The four longest-standing major industrial zones are the Doha Industrial Estate, which has an SME focus; Mesaieed Industrial City; Dukhan Petroleum City; and Ras Laffan Industrial City. Three more zones are being added: the Ras Bufontas Special Economic Zone, adjacent to Hamad International Airport, with a focus on advanced technology and logistics; Al Karaana Special Economic Zone, focusing on specialised industries and logistics and situated next to Doha Industrial Estate; and Um Alhoul Special Economic Zone, focusing on light manufacturing and located next to the new Hamad Port (formerly the New Port Project), near Al Wakrah.
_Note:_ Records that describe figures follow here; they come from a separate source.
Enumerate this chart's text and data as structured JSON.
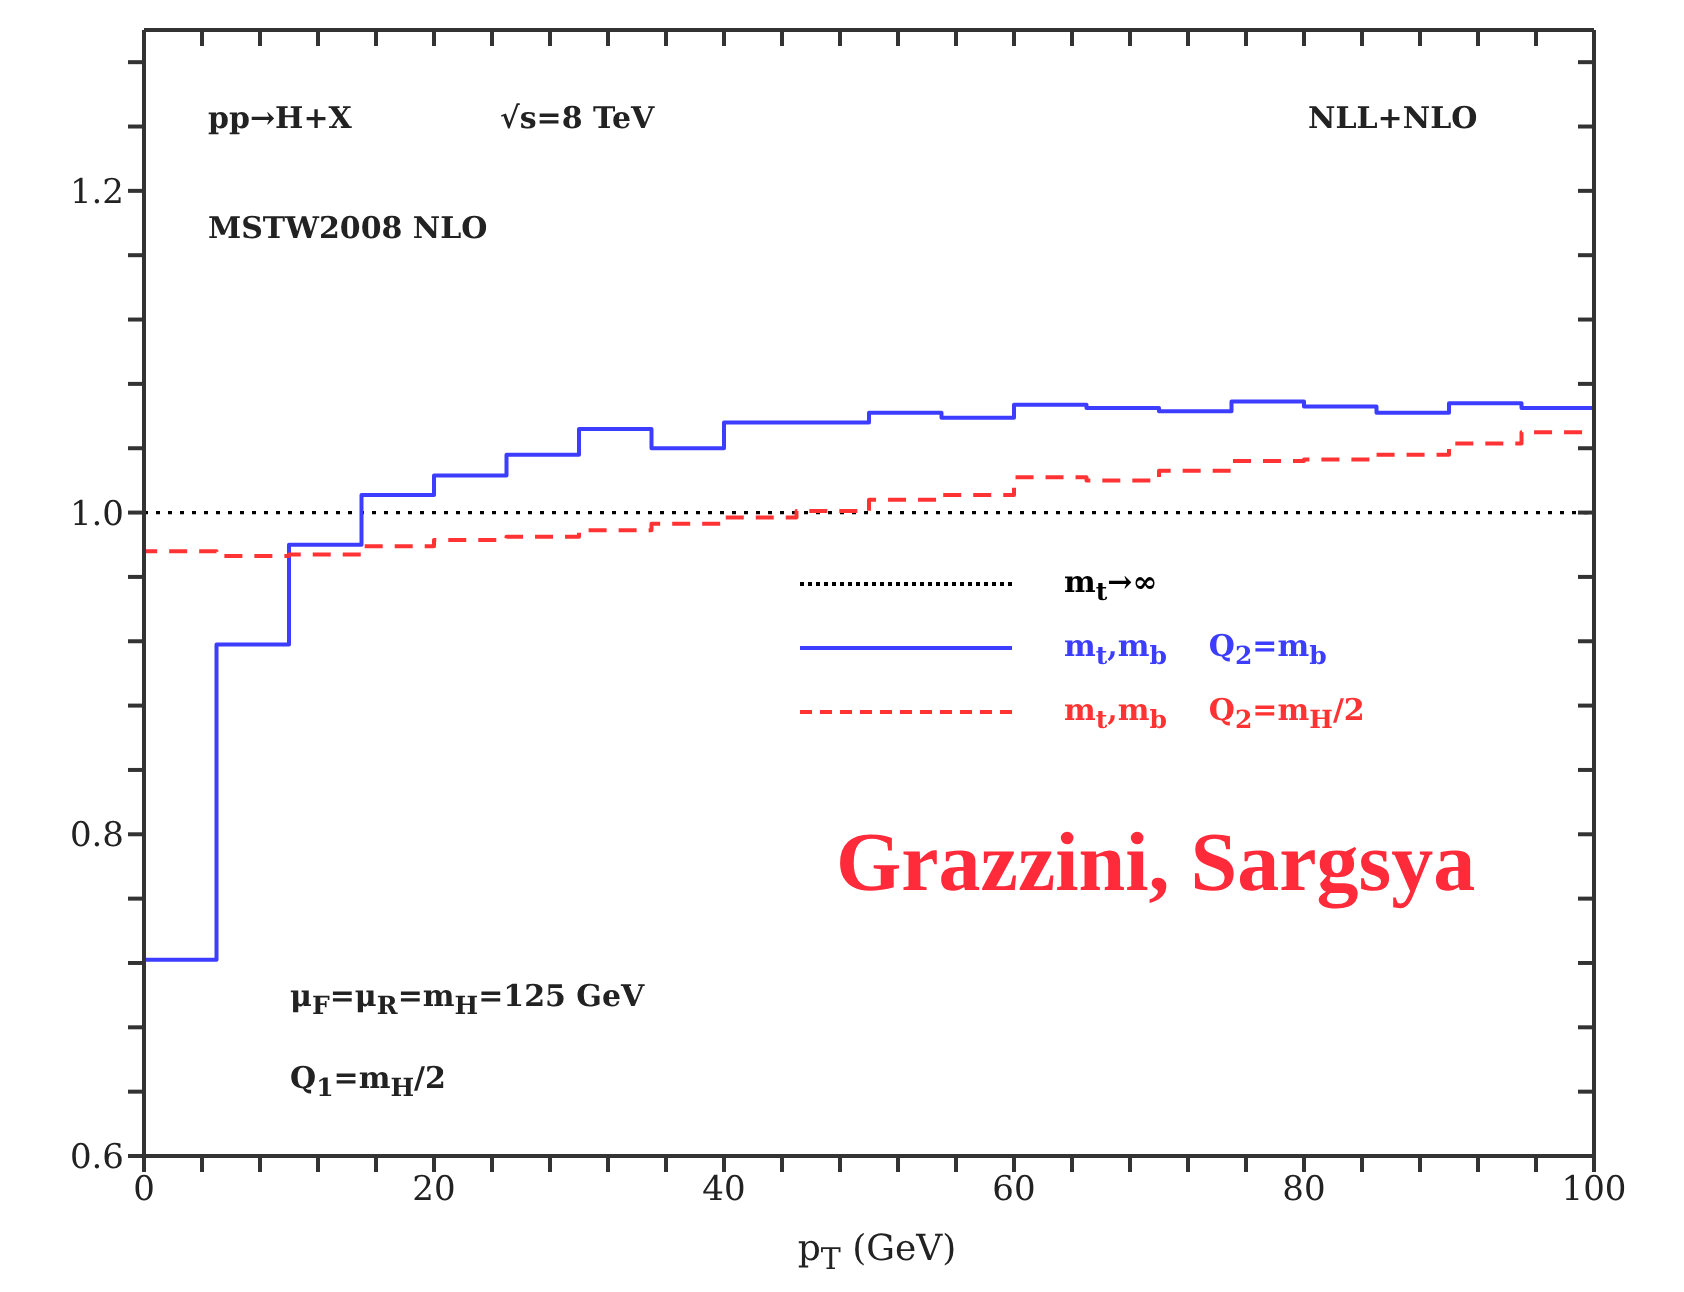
{
  "chart_data": {
    "type": "step",
    "xlabel": "p$_{T}$ (GeV)",
    "xlim": [
      0,
      100
    ],
    "xticks": [
      0,
      {
        "value": 4,
        "label": null
      },
      {
        "value": 8,
        "label": null
      },
      {
        "value": 12,
        "label": null
      },
      {
        "value": 16,
        "label": null
      },
      20,
      {
        "value": 24,
        "label": null
      },
      {
        "value": 28,
        "label": null
      },
      {
        "value": 32,
        "label": null
      },
      {
        "value": 36,
        "label": null
      },
      40,
      {
        "value": 44,
        "label": null
      },
      {
        "value": 48,
        "label": null
      },
      {
        "value": 52,
        "label": null
      },
      {
        "value": 56,
        "label": null
      },
      60,
      {
        "value": 64,
        "label": null
      },
      {
        "value": 68,
        "label": null
      },
      {
        "value": 72,
        "label": null
      },
      {
        "value": 76,
        "label": null
      },
      80,
      {
        "value": 84,
        "label": null
      },
      {
        "value": 88,
        "label": null
      },
      {
        "value": 92,
        "label": null
      },
      {
        "value": 96,
        "label": null
      },
      100
    ],
    "ylim": [
      0.6,
      1.3
    ],
    "yticks": [
      0.6,
      {
        "value": 0.64,
        "label": null
      },
      {
        "value": 0.68,
        "label": null
      },
      {
        "value": 0.72,
        "label": null
      },
      {
        "value": 0.76,
        "label": null
      },
      0.8,
      {
        "value": 0.84,
        "label": null
      },
      {
        "value": 0.88,
        "label": null
      },
      {
        "value": 0.92,
        "label": null
      },
      {
        "value": 0.96,
        "label": null
      },
      {
        "value": 1.0,
        "label": "1.0"
      },
      {
        "value": 1.04,
        "label": null
      },
      {
        "value": 1.08,
        "label": null
      },
      {
        "value": 1.12,
        "label": null
      },
      {
        "value": 1.16,
        "label": null
      },
      1.2,
      {
        "value": 1.24,
        "label": null
      },
      {
        "value": 1.28,
        "label": null
      }
    ],
    "grid": false,
    "legend": "right",
    "marker": "none",
    "series": [
      {
        "name": "m$_{t}$→∞",
        "type": "line",
        "line_style": "dotted",
        "color": "#000000",
        "x": [
          0,
          100
        ],
        "values": [
          1.0,
          1.0
        ]
      },
      {
        "name": "m$_{t}$,m$_{b}$    Q$_{2}$=m$_{b}$",
        "type": "step",
        "line_style": "solid",
        "color": "#3d3dff",
        "x": [
          0,
          0,
          5,
          10,
          15,
          20,
          25,
          30,
          35,
          40,
          45,
          50,
          55,
          60,
          65,
          70,
          75,
          80,
          85,
          90,
          95,
          100
        ],
        "values": [
          0.6,
          0.722,
          0.918,
          0.98,
          1.011,
          1.023,
          1.036,
          1.052,
          1.04,
          1.056,
          1.056,
          1.062,
          1.059,
          1.067,
          1.065,
          1.063,
          1.069,
          1.066,
          1.062,
          1.068,
          1.065,
          1.065
        ]
      },
      {
        "name": "m$_{t}$,m$_{b}$    Q$_{2}$=m$_{H}$/2",
        "type": "step",
        "line_style": "dashed",
        "color": "#ff3333",
        "x": [
          0,
          0,
          5,
          10,
          15,
          20,
          25,
          30,
          35,
          40,
          45,
          50,
          55,
          60,
          65,
          70,
          75,
          80,
          85,
          90,
          95,
          100
        ],
        "values": [
          0.6,
          0.976,
          0.973,
          0.974,
          0.979,
          0.983,
          0.985,
          0.989,
          0.993,
          0.997,
          1.001,
          1.008,
          1.011,
          1.022,
          1.02,
          1.026,
          1.032,
          1.033,
          1.036,
          1.043,
          1.05,
          1.05
        ]
      }
    ],
    "annotations": [
      "pp→H+X",
      "√s=8 TeV",
      "MSTW2008 NLO",
      "NLL+NLO",
      "μ$_{F}$=μ$_{R}$=m$_{H}$=125 GeV",
      "Q$_{1}$=m$_{H}$/2",
      "Grazzini, Sargsya"
    ]
  }
}
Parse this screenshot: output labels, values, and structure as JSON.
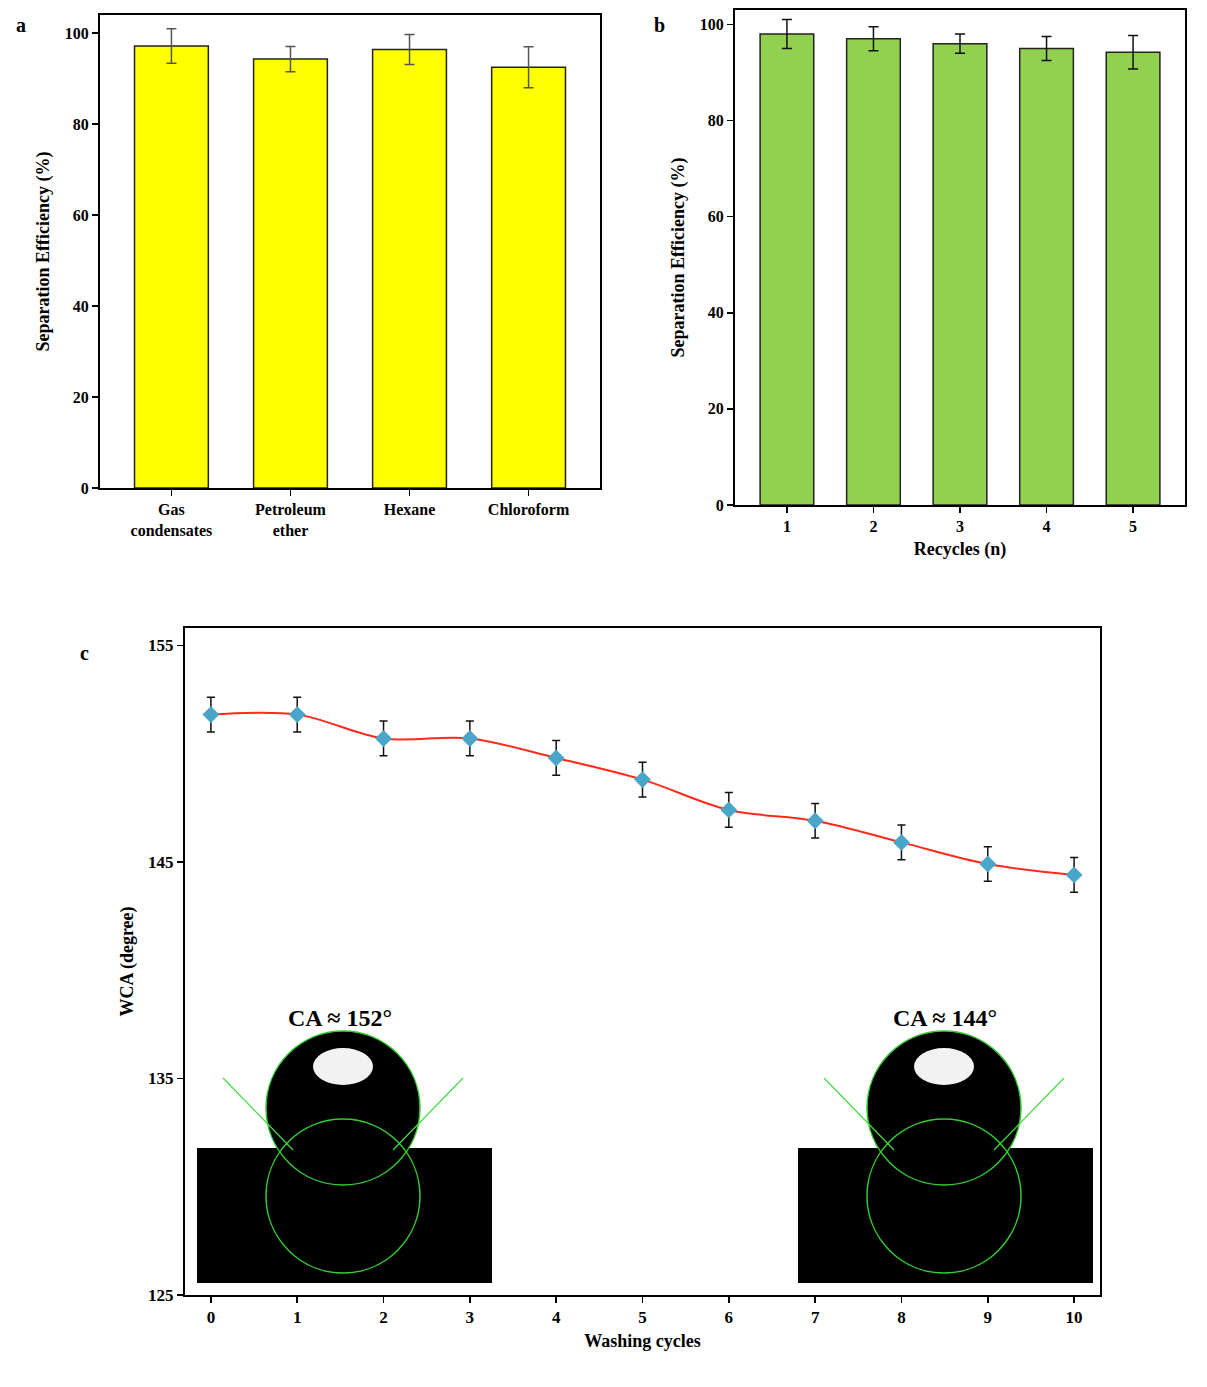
{
  "chart_data": [
    {
      "type": "bar",
      "title": "a",
      "categories": [
        "Gas condensates",
        "Petroleum ether",
        "Hexane",
        "Chloroform"
      ],
      "values": [
        97.2,
        94.3,
        96.4,
        92.5
      ],
      "errors": [
        3.8,
        2.8,
        3.3,
        4.5
      ],
      "color": "#ffff00",
      "y_label": "Separation Efficiency (%)",
      "ylim": [
        0,
        104
      ],
      "yticks": [
        0,
        20,
        40,
        60,
        80,
        100
      ],
      "grid": false
    },
    {
      "type": "bar",
      "title": "b",
      "categories": [
        "1",
        "2",
        "3",
        "4",
        "5"
      ],
      "values": [
        98,
        97,
        96,
        95,
        94.2
      ],
      "errors": [
        3,
        2.5,
        2,
        2.5,
        3.5
      ],
      "color": "#92d050",
      "x_label": "Recycles (n)",
      "y_label": "Separation Efficiency (%)",
      "ylim": [
        0,
        103
      ],
      "yticks": [
        0,
        20,
        40,
        60,
        80,
        100
      ],
      "grid": false
    },
    {
      "type": "line",
      "title": "c",
      "x": [
        0,
        1,
        2,
        3,
        4,
        5,
        6,
        7,
        8,
        9,
        10
      ],
      "values": [
        151.8,
        151.8,
        150.7,
        150.7,
        149.8,
        148.8,
        147.4,
        146.9,
        145.9,
        144.9,
        144.4
      ],
      "errors": [
        0.8,
        0.8,
        0.8,
        0.8,
        0.8,
        0.8,
        0.8,
        0.8,
        0.8,
        0.8,
        0.8
      ],
      "color": "#ff2a1a",
      "marker": "diamond",
      "line_style": "solid",
      "x_label": "Washing cycles",
      "y_label": "WCA (degree)",
      "xlim": [
        -0.3,
        10.3
      ],
      "xticks": [
        0,
        1,
        2,
        3,
        4,
        5,
        6,
        7,
        8,
        9,
        10
      ],
      "ylim": [
        125,
        155.8
      ],
      "yticks": [
        125,
        135,
        145,
        155
      ],
      "grid": false,
      "annotations": [
        {
          "text": "CA ≈ 152°",
          "x": 1.5,
          "y": 137.8
        },
        {
          "text": "CA ≈ 144°",
          "x": 8.5,
          "y": 137.8
        }
      ]
    }
  ]
}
In terms of oversight, the Doha Industrial Estate and the New Industrial Area fall under the remit of the Department of Industrial Estates; QP handles Mesaieed Industrial City, Dukhan Petroleum City and Ras Laffan Industrial City; and Manateq is responsible for the three new zones of Ras Bufontas, Al Karaana and Um Alhoul.
In addition, Qatar Science and Technology Park is home to many businesses active in the ICT, health sciences, energy and environmental sectors, all with an R&D focus. Doha’s Small and Medium Scale Industry Area is divided into nine zones, each focusing on a specific trade. These range from textiles to wood products, and fabricated metals to paper and chemicals. Mesaieed, meanwhile, is 40 km south of Doha, and has long been a centre for the hydrocarbons industry, as has Dukhan and Ras Laffan, another major centre for refineries, the liquefied natural gas sector and petrochemicals plants.
OUTLOOK: The petrochemical segment will be paying close attention to costs in the year ahead, particularly if there is little recovery in oil prices. This may add impetus to the shift towards product diversity, with firms also seeking to utilise new technologies to increase efficiency. Elsewhere, low commodity prices are likely to continue to impact steel and aluminium, although they may also benefit from the development of the high-tech, low-weight components segment in the local auto industry. Meanwhile, as Qatar pushed ahead with its development plans, there will likely be plenty of opportunities for SMEs and larger industrial outfits.